The re-signing of Randy Starks was a win for the Dolphins because it brings back a two-time Pro Bowl player who happens to play a position of need (until he signed his name on the contract) for the Dolphins.
It was also a win for general manager Dennis Hickey and Executive vice president of Football Administration Dawn Aponte -- who are working the contract for Miami -- because the deal they got seems beneficial for the Dolphins.
The reported deal of two-years worth $12 million is a mirage.
Oh, it might be worth that $6 million per year annual average if Starks maxes out and actually sticks around for the two seasons because there are $1 million in incentives each year -- in 2014 and 2015.
But the deal is actually for a total of $10 million with $5 million guaranteed in the form of the $2 million signing bonus and his $3 million base salary this coming season. The other $5 million comes in the form of 2015 base salary.
What does that mean?
Starks, 30, is really only assured of being with the team in '14. If for whatever reason his play drops off or, God forbid, he gets hurt, or the Dolphins simply want to go in a different direction, the team can cut the defensive tackle next year and save $4 million in cap space even while carrying $1 million in dead money.

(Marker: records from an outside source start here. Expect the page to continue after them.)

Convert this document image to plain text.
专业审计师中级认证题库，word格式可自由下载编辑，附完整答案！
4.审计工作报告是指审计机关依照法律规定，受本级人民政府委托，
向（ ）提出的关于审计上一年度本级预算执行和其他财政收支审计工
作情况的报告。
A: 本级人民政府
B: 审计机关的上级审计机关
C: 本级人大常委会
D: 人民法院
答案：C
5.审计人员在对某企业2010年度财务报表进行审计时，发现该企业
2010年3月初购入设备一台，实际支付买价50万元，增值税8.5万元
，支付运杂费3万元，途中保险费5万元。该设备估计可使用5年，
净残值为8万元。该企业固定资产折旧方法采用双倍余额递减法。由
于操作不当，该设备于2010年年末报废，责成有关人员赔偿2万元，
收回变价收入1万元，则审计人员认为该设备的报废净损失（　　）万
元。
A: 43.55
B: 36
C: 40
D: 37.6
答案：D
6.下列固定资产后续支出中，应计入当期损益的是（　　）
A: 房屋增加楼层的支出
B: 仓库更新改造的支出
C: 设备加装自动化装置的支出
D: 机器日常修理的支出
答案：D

And because there is no triggering mechanism that would force the Dolphins to make a decision on Starks next offseason, they could carry his contract through training camp 2015 before making their final decision on his future.
I suppose Starks understood all this when he met with the media Wednesday and didn't exactly do cartwheels over signing the deal.

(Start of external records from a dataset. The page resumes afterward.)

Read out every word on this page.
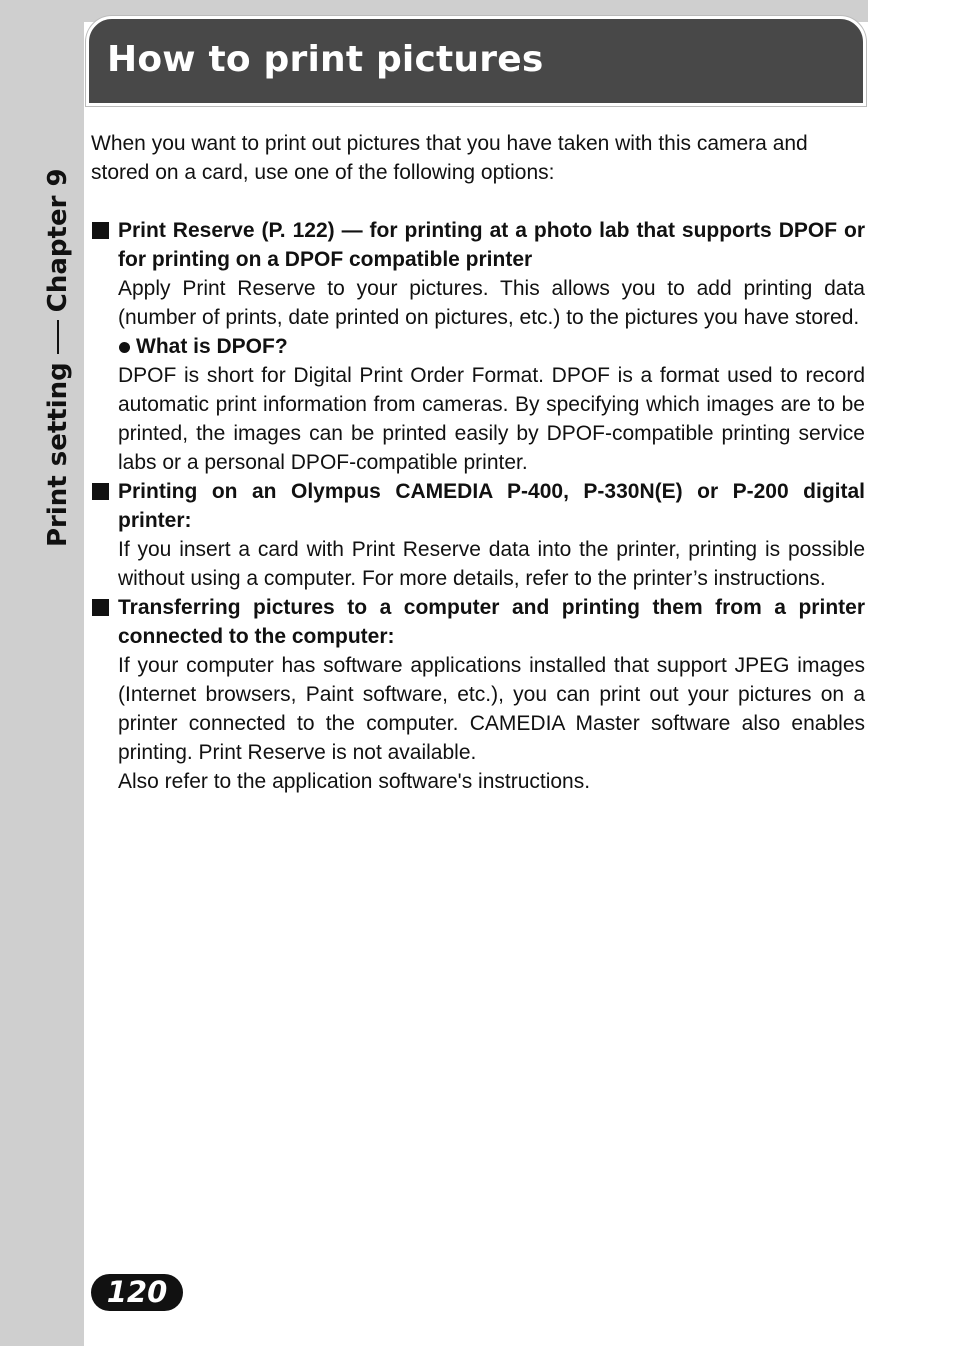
Print setting
Chapter 9
How to print pictures

When you want to print out pictures that you have taken with this camera and stored on a card, use one of the following options:

Print Reserve (P. 122) — for printing at a photo lab that supports DPOF or for printing on a DPOF compatible printer

Apply Print Reserve to your pictures. This allows you to add printing data (number of prints, date printed on pictures, etc.) to the pictures you have stored.

What is DPOF?

DPOF is short for Digital Print Order Format. DPOF is a format used to record automatic print information from cameras. By specifying which images are to be printed, the images can be printed easily by DPOF-compatible printing service labs or a personal DPOF-compatible printer.

Printing on an Olympus CAMEDIA P-400, P-330N(E) or P-200 digital printer:

If you insert a card with Print Reserve data into the printer, printing is possible without using a computer. For more details, refer to the printer’s instructions.

Transferring pictures to a computer and printing them from a printer connected to the computer:

If your computer has software applications installed that support JPEG images (Internet browsers, Paint software, etc.), you can print out your pictures on a printer connected to the computer. CAMEDIA Master software also enables printing. Print Reserve is not available.

Also refer to the application software's instructions.

120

“I mean it feels really good," he said. "It could be worse, I could be out on the street, but for the most part I’m glad to be back. I’ve been in this organization for six years and I think I’m established here. I’m just happy to be back."
The reason Starks is glad to be back "for the most part" is because he clearly expected a bigger payday in perhaps his last big bite of the contract apple. A league source tells me Starks' representation was talking about a $7.5-million-per-year-plus salary for Starks before free agency began.
Obviously, that never materialized. So Starks was sort of forced to go back to the Dolphins, who had balked at his initial asking price and told him to go shop himself in the market.
"I had options out there, but like I said this is where I want to be," Starks said. "I want to finish my career here, and I think this two-year deal gives me a chance to do that.”